Au pays du Soleil Levant, les empreintes et traces d’ADN retrouvées dans l’hôtel Bespoke de Tokyo avaient parcouru tous les ordinateurs. On recherchait sur tout le territoire une nommée Agnès Girard, que tous les éléments de l’enquête désignaient comme étant la meurtrière du type dont le cadavre avait été retrouvé dans le lit du Bespoke. A 6000kms de là, attablés dans le somptueux palace, dînaient Hélène et John. Une façon plus yankee de finir dans le même lit. Ce qu’ignorait Hélène était le fait qu’en réalité John Carpenter ne cherchait que des indices pour alimenter son enquête. Il avait suffisamment de jolies femmes à sa portée qu’Hélène ne lui fournirait aucun supplément d’âme (il va me rendre jaloux, ce grand couillon , parole de narrateur!).
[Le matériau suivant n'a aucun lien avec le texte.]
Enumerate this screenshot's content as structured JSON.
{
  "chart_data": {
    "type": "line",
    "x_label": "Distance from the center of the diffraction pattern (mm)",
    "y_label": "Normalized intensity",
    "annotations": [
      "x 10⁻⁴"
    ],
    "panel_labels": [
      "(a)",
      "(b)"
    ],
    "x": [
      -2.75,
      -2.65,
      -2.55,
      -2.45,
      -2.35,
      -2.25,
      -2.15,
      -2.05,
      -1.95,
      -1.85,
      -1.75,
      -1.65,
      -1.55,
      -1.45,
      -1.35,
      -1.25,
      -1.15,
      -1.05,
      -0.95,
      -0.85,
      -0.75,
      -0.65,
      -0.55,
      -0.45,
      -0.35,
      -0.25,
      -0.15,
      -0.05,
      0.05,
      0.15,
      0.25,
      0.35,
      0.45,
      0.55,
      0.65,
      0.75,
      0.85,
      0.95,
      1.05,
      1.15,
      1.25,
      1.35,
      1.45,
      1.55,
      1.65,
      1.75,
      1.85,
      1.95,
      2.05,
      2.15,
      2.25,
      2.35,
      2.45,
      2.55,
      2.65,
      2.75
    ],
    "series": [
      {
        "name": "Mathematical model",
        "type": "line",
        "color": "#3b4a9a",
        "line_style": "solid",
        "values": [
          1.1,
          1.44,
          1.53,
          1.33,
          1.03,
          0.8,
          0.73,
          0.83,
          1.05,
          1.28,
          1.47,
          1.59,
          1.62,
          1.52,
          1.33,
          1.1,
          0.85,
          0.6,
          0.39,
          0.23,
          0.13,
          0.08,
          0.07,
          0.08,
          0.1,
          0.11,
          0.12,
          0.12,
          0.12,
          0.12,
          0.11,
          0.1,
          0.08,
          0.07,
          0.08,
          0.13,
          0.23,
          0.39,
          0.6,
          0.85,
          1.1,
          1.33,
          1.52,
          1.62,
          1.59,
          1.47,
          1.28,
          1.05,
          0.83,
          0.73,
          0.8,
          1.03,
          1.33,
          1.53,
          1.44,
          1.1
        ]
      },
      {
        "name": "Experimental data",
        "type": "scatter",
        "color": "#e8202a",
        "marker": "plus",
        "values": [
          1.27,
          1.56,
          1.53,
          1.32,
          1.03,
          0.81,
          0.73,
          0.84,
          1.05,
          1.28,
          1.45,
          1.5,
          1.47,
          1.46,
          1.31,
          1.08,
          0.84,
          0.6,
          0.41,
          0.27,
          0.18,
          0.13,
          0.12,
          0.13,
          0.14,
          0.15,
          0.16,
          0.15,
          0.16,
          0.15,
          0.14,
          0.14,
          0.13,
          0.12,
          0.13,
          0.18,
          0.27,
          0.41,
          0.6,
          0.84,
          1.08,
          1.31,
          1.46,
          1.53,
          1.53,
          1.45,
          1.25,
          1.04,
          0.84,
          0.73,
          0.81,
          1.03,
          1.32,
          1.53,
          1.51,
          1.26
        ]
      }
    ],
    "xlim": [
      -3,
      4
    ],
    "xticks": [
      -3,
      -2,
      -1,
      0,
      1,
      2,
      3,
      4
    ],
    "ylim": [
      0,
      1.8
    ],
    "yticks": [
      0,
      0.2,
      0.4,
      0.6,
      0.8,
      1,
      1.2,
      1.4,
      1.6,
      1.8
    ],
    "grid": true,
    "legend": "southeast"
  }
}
John tendit une cigarette à Hélène quand le repas s’acheva. Elle l’accepta. Mais la manière dont elle la saisit augmenta son doute sur sa véritable nationalité. Elle la saisit du bout des doigts, comme un objet d’art. C’était une Craven A sans filtre. Curieusement la main d’Hélène tremblait légèrement, et elle avoua que son père fumait les mêmes, quand elle était gamine. Il y a bien longtemps… C’est là que john prit réellement ma place :
« vous ne vous appelez pas Hélène Dancourt, vous êtes française, je le sens à votre léger accent, alors, dites-moi qui vous êtes et ce que vous faites ici, nom de dieu ! »
« OK, je n’insiste pas. Je suis en fuite et je ne sais pas ce que je fuis, ni qui.Oui, je suis française, je me nomme Agnès Girard et j’en ai marre ! Je suis poursuivie par un narrateur fou et maintenant par un journaliste en quête d’infos plus décérébrées que le cadavre que les flics qui ont trouvé Li Pong dans mon lit et dont on m’accuse du meurtre, alors que j’étais ici, à 6000 kms, dans ce grand hôtel de Los Angeles. Et toi, John, qui frappe à la porte, moi qui hésite, putain, faisons l’amour, oui baisons pour oublier ce connard qui raconte l’histoire, caché dans le placard. Désolé, dit John, je n’aime faire l’amour que dans des armoires normandes.